At the side seam, I started by pinning all the HBL’s together. From the top HBL to the knee HBL the pattern lays nice and flat. When I try to pin the waist together the front bows. When I try to pin the hem together, a diagonal forms between hem and calve just like it is on my back leg. When I pin so everything is flat, the back side seam at the waist is clearly 3/16″ shorter than the front and the back hem is 1/4″ longer on both inseam and side seam. Could I have traced these incorrectly? It’s possible the tissue slipped. I say possible knowing that I routinely use 4 pieces of tape to secure the original and then another 4 pieces to secure my tracing tissue. I also smooth my tissues twice before each taping and I keep checking to be sure the tissue is not shifting. But hey, I could have made a mistake. It wouldn’t be the first time. I trimmed the back leg 1/4″ at the hem and added 3/16″ at the top and then taped my 2″ horizontal fold back into place. I won’t say the pattern is wrong but I would recommend that you pin the pattern together starting with the HBL’s and check to be sure the lengths are even (excepting maybe the stretch at the top of the back inseam). Kathy Ruby clearly explains that it’s not enough to match hems and pin upward. In this case I would have thought there was a hair’s difference on the side seam and that the inseam was only stretched 1/2″. Matching HBL’s, which are commonly translated to notches on the pattern, revealed that the vertical seams had significantly different lengths.
I do think I still have some fitting tweaks to make.
- I’ve already corrected the leg lengths.
- I think I need to increase the wedge I made (at the top) another 1/4″ in the front (making the front crotch shorter, pulling the waistband down and more horizontally across my body).

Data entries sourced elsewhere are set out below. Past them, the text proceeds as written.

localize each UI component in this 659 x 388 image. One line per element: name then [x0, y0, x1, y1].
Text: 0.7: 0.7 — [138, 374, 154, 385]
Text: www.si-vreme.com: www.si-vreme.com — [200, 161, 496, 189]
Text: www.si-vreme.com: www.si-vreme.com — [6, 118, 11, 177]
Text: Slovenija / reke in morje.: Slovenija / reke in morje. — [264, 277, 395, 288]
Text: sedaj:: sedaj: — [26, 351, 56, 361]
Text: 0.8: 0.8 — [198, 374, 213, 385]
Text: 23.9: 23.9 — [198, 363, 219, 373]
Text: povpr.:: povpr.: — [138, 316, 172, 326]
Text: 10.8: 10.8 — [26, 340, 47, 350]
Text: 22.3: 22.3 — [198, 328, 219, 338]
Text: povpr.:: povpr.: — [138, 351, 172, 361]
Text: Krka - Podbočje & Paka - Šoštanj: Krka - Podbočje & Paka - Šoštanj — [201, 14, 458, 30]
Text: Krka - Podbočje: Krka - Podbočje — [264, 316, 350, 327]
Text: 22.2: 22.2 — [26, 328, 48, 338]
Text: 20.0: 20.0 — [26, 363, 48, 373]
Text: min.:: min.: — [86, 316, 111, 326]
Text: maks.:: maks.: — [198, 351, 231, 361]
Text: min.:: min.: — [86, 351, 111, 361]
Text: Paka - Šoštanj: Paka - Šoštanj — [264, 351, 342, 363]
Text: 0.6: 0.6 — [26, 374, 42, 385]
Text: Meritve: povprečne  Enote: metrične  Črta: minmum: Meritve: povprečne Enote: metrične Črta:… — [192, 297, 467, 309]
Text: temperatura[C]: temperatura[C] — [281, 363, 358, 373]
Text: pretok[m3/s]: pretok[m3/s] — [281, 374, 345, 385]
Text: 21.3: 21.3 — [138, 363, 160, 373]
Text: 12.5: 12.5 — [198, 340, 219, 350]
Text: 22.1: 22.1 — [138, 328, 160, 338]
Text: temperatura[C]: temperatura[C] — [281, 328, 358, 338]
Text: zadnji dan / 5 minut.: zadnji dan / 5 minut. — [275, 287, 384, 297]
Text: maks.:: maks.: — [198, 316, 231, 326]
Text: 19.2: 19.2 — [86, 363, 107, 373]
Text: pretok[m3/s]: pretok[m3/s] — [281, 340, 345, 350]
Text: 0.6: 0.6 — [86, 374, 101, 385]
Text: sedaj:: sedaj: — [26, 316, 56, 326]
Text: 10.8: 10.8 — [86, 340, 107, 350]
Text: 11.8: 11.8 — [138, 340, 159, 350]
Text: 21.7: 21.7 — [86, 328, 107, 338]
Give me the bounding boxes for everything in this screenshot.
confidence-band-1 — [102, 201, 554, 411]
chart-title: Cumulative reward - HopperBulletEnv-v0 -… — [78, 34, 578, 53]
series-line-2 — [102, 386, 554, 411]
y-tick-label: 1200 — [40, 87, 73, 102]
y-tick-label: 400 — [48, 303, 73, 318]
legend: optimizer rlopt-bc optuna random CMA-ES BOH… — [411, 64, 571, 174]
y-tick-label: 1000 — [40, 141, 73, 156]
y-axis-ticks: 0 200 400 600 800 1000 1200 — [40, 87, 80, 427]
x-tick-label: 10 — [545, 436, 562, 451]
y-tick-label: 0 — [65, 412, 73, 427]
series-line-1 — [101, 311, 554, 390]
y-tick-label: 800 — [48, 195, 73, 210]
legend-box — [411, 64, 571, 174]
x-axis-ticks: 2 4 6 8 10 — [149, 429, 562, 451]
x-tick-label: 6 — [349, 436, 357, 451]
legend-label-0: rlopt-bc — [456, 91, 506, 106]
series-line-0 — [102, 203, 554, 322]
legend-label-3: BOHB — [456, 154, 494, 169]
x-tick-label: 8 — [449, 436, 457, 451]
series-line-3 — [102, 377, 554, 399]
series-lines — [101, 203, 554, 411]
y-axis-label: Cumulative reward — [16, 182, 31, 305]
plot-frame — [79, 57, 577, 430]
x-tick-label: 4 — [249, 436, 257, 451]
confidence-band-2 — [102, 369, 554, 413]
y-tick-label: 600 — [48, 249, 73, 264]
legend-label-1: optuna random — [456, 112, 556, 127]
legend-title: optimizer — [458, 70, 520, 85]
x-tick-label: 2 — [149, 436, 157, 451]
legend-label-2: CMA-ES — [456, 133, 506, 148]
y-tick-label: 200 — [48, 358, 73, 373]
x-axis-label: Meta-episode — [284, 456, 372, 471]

- I want to reshape the front hip curve slightly. When I look I think at the pics, I see the front peaks on the side seam at the Hip HBL and a fold develops directly beneath. The back curves smoothly from waist to Hip.
- I want to remove a little more ease on the front between the top HBL and the hem.
- On the back, I only want to remove ease under the bum. I was excited about Kathy Rudy’s specific alteration for this. Most of my pants have excess ease right under the bum. I’ve not ignored it; but all the other alterations I’ve made have only added drag lines.
Final evaluation of this pattern: I’m really pleased. In all 3 versions (muslin, Gotcha Twill, and this lovely nylon) I have not touched the crotch curve and none of the pants have displayed a butt vortex or diagonals between hip and knee or any crotch related issues. The major alterations are the wedge which shortens the top of the torso between waist and the first HBL; and 1″ additional ease for the back. These were quick and simple changes making me wish Fit for Art would produce many more pant styles.